As reported in the literature, IR imaging has a crucial role in highlighting the characteristic macular lesions of AMN, and OCT has facilitated identification and classification of retinal features [14]. In our patient, fundus examination showed parafoveal reddish oval lesions, but they were mostly evident on infrared imaging.

Originally, AMN was considered a pathology of the inner retina layers, but more recent reports have demonstrated the location of the lesions in the outer retina, due to the widespread OCT usage [6,35]. Occasionally, a normalization of the retina layers some months after initial presentation was noted in the OCT images [35].

To date, it is still unknown the process causing the specific findings routinely noted in the outer retina, although there is now an increased understanding of both the chronology and imaging of the condition. Proposed mechanisms include an acute inflammatory process or vascular disease associated with systemic hypertension [17].

AMN lesions typically develop at the junction between the OPL and ONL and are often associated with disruption of the ellipsoid zone, similar to the OCT alterations of our patient. The most creditable hypothesis is that these changes result from local compromise of the DCP which provides retinal perfusion to the zone between the retinal and choroidal circulations, with a reperfusion in late stages [36]. This concept of DCP ischemia causing AMN is strongly supported by previously identified risk factors for AMN [2,16].

AMN results in a thinning of the affected retinal layers leading to residual scotoma, although in some cases complete visual recovery has been documented [37]. In our case, these retinal alterations were noted (left eye more than right one), but the patient showed an improvement in vision compared to the first visit. At the end of the follow-up, our patient complained about a scotoma in the left eye. Also, the infrared image showed attenuated lesions after two years. Visual field confirmed the paracentral scotoma in the left eye at the end of follow-up. No scotomas were noticed in the right eye visual field.
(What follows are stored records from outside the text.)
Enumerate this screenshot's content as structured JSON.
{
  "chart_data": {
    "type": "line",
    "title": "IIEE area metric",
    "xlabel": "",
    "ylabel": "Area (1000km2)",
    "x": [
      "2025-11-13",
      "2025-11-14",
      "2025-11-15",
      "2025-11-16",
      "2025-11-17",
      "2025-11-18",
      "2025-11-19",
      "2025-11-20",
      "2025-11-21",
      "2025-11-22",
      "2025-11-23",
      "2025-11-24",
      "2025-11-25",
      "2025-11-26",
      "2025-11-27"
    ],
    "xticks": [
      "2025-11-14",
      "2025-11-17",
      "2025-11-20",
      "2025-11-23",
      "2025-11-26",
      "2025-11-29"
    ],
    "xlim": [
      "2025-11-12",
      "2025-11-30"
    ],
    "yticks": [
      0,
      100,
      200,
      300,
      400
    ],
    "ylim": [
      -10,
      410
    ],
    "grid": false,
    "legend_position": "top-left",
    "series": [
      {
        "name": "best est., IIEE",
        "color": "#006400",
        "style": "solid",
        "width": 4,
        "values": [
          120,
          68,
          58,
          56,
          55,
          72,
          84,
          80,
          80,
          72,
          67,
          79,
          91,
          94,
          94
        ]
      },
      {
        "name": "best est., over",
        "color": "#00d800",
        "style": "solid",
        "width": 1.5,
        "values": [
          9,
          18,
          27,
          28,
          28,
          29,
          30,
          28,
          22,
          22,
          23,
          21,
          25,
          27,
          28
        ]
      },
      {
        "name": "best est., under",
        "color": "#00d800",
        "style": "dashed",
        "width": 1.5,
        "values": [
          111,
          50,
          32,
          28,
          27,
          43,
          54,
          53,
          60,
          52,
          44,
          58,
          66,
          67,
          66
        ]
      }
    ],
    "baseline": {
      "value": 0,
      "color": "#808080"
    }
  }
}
The OCT performed in our patient demonstrated an important role in defining chronological events in the different retinal layers. In our case, at the beginning, the OCT features were a focal highly reflective band in the OPL with thinning of the ONL and defects of the ellipsoid zone, which are consistent with previous studies [6,38,39].

Fawzi et al. [17], described a case of ONL thinning, attenuation of the ellipsoid zone and persistent absence of interdigitation zone in a patient after 14 months follow-up. Vance et al. [6], noted focal loss of the ellipsoid zone and ONL thinning with re-established features of the ellipsoid zone but a persistent ONL thinning. In our patient, the OCT showed hyperreflective spots in the OPL with a hyporeflective corresponding band of the ellipsoid zone, at the end of the follow-up.

4. Conclusions

This paper is a report of a bilateral case of AMN that demonstrated a different evolution in the two eyes of the same patient. Several mechanisms could be implicated in the pathology of AMN. However, we suspect that the retinas of both eyes were damaged through the same pathological mechanism but in a more severe grade in the left eye, such that the scotoma and IR/OCT alterations could not completely revert in that eye. OCT played a fundamental role in the AMN diagnosis and follow-up. It is still unclear whether a direct viral effect or immunologic phenomenon is responsible for changes of the retinal layers, therefore further studies are needed to investigate this rare pathology.